I am a science teacher at Dalkeith High and Elsie is a teacher too. I travel one mile to my work each day but my children travel one quarter of a mile to school.
We live in Mayfield. Every year we go to Land’s End for our summer holidays.
We have a Mercedes-Benz and a caravan too. My hobby is photography. Our children go to bed at eight o’clock.
I often watch Paul Temple on a Sunday night. I am writing a book about spies.
Our family is a happy one and I hope that if my children get married they will be happy too.

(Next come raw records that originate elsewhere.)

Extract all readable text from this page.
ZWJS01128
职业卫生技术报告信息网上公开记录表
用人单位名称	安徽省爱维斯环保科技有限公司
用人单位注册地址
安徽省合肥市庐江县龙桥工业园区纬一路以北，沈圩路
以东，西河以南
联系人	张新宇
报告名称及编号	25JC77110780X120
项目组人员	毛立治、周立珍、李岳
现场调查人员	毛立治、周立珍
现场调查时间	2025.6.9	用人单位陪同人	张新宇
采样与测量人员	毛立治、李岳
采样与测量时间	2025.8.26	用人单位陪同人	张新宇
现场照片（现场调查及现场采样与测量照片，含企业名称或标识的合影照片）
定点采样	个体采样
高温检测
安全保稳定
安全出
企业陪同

that’s how I saw my life shaping up three decades ago. I based a lot of it on my father, who watched Paul Temple on a Sunday night and was writing a book about spies. We’d just bought a caravan in Dalkeith or Mayfield, so these places seemed suitably exotic locations for a future career.
I’m sure I picked Elsie as a name for my wife-to-be solely because there was no one in my primary class of that name whm I could be accused of fancying.
The reality is a wife not called Elsie, two children and nae dug. I got the science teacher bit right, though I’m sure that I saw myself as heading up a department, not that I knew what an APT was in those days.
I travel 17 miles to work each day and we live in Carluke. We have a Skoda and a Reliant instead of a Merc and have yet to go on holiday to Land’s End.
Am I disappointed in the way it all turned out? Merc-less, mutless and only able to fertilise one egg at a time? Not a bit.
It was brought home to me in the school car park a week or so ago. There had been a fall of snow, much of which had been conscientiously cleared away by the jannies. The faithful Favorit made light work of what was left, but a colleague was in wheel-spinning trouble.
The car pool guys helped her out, pausing to admire the German engineering and the three-pointed badge of her motor.
Yes, the tractionless Teuton was a Mercedes-Benz. If I had one now, I’d sell it and buy another Skoda.
Sometimes, what you get is better than what you wish for.
Gregor Steele asks: Paul Temple . . . who he?